FedEx (NYSE:FDX) wrapped up its investors conference on Thursday, adding more details to the sweeping cost-cutting plan it announced Wednesday. As customers switch to slower, more economical services, FedEx will be investing more in its low-cost ground operations. In particular, FedEx will phase out older trucks in favor of newer, more efficient models that will help keep fuel costs down. FedEx was virtually flat at $90 per share, but that's good news, considering that FedEx held on to the 4% advance it saw on Wednesday.
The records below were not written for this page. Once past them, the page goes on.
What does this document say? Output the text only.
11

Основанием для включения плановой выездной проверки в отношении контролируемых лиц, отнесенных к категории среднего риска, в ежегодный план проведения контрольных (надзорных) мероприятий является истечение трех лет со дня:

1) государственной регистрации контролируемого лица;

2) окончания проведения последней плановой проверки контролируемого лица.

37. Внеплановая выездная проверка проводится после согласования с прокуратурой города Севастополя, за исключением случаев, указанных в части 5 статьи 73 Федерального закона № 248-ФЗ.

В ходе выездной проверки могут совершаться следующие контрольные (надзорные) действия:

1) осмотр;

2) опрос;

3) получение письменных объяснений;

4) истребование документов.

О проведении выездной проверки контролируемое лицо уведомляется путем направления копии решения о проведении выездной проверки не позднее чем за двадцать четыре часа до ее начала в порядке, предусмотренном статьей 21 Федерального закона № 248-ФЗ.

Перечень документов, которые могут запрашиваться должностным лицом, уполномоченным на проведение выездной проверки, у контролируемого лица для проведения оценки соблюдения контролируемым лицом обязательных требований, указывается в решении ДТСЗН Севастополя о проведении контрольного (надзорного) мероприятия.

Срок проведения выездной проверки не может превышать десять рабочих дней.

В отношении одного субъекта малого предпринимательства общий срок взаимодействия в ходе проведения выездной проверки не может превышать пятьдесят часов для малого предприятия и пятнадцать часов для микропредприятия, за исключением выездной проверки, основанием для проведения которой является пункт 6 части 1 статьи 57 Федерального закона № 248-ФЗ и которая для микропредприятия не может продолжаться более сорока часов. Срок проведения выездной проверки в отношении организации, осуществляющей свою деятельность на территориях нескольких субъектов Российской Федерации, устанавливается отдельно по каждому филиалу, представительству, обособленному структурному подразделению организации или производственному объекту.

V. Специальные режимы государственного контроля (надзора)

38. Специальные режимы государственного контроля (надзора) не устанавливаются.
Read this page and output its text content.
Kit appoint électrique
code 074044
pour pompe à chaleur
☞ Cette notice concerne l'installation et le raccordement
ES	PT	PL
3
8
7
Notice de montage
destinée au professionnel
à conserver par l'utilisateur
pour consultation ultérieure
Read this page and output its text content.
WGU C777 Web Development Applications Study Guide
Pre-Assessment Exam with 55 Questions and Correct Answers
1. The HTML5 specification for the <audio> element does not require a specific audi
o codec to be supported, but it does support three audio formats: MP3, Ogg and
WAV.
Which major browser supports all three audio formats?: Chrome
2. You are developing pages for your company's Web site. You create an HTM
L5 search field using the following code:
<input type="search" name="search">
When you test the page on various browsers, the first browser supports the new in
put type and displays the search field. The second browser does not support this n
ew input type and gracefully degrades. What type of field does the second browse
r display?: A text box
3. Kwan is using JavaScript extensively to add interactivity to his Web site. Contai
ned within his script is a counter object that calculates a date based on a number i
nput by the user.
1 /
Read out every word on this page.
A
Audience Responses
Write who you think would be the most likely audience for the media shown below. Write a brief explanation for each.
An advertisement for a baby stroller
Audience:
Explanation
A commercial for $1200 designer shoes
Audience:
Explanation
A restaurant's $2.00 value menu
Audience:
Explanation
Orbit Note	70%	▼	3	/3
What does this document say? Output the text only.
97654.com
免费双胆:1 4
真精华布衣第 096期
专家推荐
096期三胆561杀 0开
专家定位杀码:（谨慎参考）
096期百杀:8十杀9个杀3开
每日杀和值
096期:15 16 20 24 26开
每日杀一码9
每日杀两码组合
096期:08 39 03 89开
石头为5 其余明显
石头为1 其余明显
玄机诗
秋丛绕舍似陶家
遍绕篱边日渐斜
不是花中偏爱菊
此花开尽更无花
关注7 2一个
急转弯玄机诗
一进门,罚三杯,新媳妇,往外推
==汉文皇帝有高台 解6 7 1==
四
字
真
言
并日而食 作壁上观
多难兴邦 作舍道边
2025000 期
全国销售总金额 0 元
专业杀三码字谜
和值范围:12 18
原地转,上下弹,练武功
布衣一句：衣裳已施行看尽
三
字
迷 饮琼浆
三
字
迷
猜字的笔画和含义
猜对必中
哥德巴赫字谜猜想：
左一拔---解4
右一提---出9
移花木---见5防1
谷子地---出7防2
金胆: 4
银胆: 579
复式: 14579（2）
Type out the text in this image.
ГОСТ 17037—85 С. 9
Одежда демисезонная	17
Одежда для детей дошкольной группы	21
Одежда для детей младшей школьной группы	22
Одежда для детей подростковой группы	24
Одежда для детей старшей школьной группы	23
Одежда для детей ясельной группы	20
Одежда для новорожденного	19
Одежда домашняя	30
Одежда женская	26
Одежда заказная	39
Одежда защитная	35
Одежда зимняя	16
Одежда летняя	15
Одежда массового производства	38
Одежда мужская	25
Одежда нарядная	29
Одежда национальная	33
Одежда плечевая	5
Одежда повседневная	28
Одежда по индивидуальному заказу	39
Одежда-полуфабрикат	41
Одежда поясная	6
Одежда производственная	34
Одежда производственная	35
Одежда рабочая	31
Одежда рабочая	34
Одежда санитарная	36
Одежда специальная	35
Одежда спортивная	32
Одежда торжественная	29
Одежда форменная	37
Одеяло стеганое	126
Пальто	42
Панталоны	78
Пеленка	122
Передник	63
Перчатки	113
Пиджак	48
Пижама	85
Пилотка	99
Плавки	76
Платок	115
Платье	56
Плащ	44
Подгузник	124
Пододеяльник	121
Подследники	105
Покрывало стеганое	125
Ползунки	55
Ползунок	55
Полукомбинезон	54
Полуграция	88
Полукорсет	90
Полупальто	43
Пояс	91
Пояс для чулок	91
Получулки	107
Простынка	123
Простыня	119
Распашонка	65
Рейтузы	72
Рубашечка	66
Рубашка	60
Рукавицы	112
J.B. Hunt (NASDAQ:JBHT), the nation's largest trucking company by market capitalization, announced third quarter earnings late Thursday afternoon, and shares were up as much as 4% in after-hours trading. Earnings per share came in at $0.65, compared to $0.57 in the third quarter of 2011. Analysts had expected $0.66, but J.B. Hunt attributed the slight underperformance to temporary costs incurred when the trucker signs up new clients. Operating revenue of $1.3 billion was not only 11% higher than 2011's $1.17 billion, but also slightly higher than analyst expectations of $1.27 billion.
J.B. Hunt's results suggest that North American demand may not be deteriorating as many investors expect. A stronger-than-expected holiday season could boost freight shipments, which would be a good signal that consumer confidence remains in recovery mode. The next major sign to look for will be earnings report of Class I railroad CSX (NASDAQ:CSX), which derives 12% of revenue from intermodal traffic, which would be expected to grow if shoppers really are opening up their wallets for the holidays. CSX serves the eastern U.S., home to two-thirds of the American population, so its results on October 16th will be an important indicator, not only for the transportation sector, but for the broader economy.
Air travel was a dark cloud for the transportation sector, with September air traffic down from 2011 numbers. Airlines are hurting from low demand for business travel. Traffic fell 2.1% for the largest American domestic airline, United Continental Holdings (NYSE:UAL). Shares were down 1.3% Thursday, making United Continental one of the worst performers in the Dow Jones Transportation Average. The nation's second-largest carrier, Delta Air Lines (NYSE:DAL), also recorded a drop in traffic. Weakness in domestic travel pulled a good international performance down to a net contraction of 1.1% in September. Shares slipped 0.9%.
Airlines are also being squeezed by steadily rising fuel costs. The Department of Transportation announced Thursday that August fuel costs rose 3.6% from July, and some airlines are cutting flights, or upgrading their fleets, to keep up with rising energy prices. Delta even bought its own jet fuel refinery, anticipating an era of higher fuel costs in the future.